Body Heat

I went to bed last night, and it was bloody cold. There’s no two ways about it. It was cold. I was looking forward to snuggling down under the duvet and absorbing some of the lovely warmth that had been generated by Carole as she snoozed her way through a crap 80s film with Eric Roberts.

Sadly, none of that was to be, as Carole had decided to fall asleep in what I foolishly think of as my side of the bed. I mean, yes, there was some mattress available to me. But it wasn’t substantial.
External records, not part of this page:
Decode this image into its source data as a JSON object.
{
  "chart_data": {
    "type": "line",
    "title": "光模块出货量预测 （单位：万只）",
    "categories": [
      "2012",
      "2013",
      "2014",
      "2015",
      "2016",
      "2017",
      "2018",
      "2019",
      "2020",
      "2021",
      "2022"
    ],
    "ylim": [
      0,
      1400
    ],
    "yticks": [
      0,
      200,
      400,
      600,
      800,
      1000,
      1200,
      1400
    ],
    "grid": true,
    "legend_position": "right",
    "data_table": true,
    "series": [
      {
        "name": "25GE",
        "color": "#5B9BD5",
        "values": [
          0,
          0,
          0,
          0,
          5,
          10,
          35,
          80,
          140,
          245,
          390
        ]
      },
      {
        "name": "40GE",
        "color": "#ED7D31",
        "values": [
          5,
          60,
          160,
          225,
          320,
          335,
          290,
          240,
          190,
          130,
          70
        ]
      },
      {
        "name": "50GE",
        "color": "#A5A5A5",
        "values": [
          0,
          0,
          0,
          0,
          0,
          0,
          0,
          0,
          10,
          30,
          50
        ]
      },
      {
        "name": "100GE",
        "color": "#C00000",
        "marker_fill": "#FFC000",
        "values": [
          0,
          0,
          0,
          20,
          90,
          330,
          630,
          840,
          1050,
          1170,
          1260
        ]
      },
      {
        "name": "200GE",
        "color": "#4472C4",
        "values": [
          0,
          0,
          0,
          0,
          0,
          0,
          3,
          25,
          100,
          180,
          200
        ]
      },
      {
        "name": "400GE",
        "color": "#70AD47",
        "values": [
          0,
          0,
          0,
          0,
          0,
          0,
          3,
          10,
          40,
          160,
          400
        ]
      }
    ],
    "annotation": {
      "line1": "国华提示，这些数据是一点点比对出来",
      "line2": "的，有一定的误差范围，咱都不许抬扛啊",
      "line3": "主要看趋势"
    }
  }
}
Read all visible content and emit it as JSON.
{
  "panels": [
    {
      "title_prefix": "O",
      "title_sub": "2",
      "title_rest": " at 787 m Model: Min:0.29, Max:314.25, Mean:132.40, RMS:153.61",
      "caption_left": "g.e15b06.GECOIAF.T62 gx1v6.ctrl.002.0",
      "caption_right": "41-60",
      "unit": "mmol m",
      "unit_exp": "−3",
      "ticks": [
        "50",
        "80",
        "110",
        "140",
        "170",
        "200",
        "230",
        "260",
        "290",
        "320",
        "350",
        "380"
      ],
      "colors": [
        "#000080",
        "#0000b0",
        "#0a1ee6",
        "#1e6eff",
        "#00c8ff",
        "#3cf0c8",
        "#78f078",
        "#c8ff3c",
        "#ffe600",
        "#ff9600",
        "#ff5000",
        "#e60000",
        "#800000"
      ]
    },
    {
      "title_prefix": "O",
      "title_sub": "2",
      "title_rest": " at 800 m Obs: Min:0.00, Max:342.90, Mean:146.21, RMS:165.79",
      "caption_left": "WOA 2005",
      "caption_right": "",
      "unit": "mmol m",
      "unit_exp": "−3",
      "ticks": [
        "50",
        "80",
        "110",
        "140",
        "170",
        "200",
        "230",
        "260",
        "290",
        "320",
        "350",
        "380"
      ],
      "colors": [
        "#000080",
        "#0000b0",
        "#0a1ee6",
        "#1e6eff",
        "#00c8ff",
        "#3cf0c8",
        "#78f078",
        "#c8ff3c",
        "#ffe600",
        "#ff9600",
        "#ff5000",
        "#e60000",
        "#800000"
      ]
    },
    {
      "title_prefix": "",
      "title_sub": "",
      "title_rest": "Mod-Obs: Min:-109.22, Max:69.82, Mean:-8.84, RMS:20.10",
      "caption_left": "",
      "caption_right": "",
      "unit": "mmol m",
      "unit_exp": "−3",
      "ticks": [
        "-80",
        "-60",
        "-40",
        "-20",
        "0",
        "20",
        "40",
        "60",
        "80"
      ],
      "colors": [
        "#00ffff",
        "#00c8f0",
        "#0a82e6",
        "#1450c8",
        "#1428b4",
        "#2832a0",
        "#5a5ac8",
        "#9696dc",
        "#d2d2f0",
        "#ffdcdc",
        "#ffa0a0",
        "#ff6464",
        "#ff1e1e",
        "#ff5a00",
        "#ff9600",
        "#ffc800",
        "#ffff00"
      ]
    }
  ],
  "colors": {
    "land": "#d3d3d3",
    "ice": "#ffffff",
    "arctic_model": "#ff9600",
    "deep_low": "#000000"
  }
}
It was like I was a farmer and I’d turned up to my beautiful field to find a rival farmer had, quickly and quietly, moved the boundary walls so that my lovely field of corn was just one or two rows.

What made it worse was that after I’d maneuvered my way into bed as best I could – all the while thinking that there must be a whole heap of space I could get into on Carole’s side of the bed – my body made contact with Carole’s.

Which woke her up and caused her to complain that I was like a block of ice.

She didn’t move. I’d like to point out. She stayed exactly where she was. She just made “brrr” noises.

I once made some fried egg sandwiches and, before I could eat them, they were taken from me by Carole. She ate them all and then complained that there was a little too much pepper on them for her liking. Which is mainly because at no point during the sandwich making process were they ever being made to her liking. They were my sandwiches. And then they weren’t.

The bed thing was like that. I didn’t really have a bed I could get into and enjoy and when I did get in the temperature of my body wasn’t really to Carole’s liking. I usually have a good few minutes to warm up my limbs before I will approach her slumbering frame for any sort of cuddle. But I was forced into it by a situation not of my making. Just like the egg sandwiches.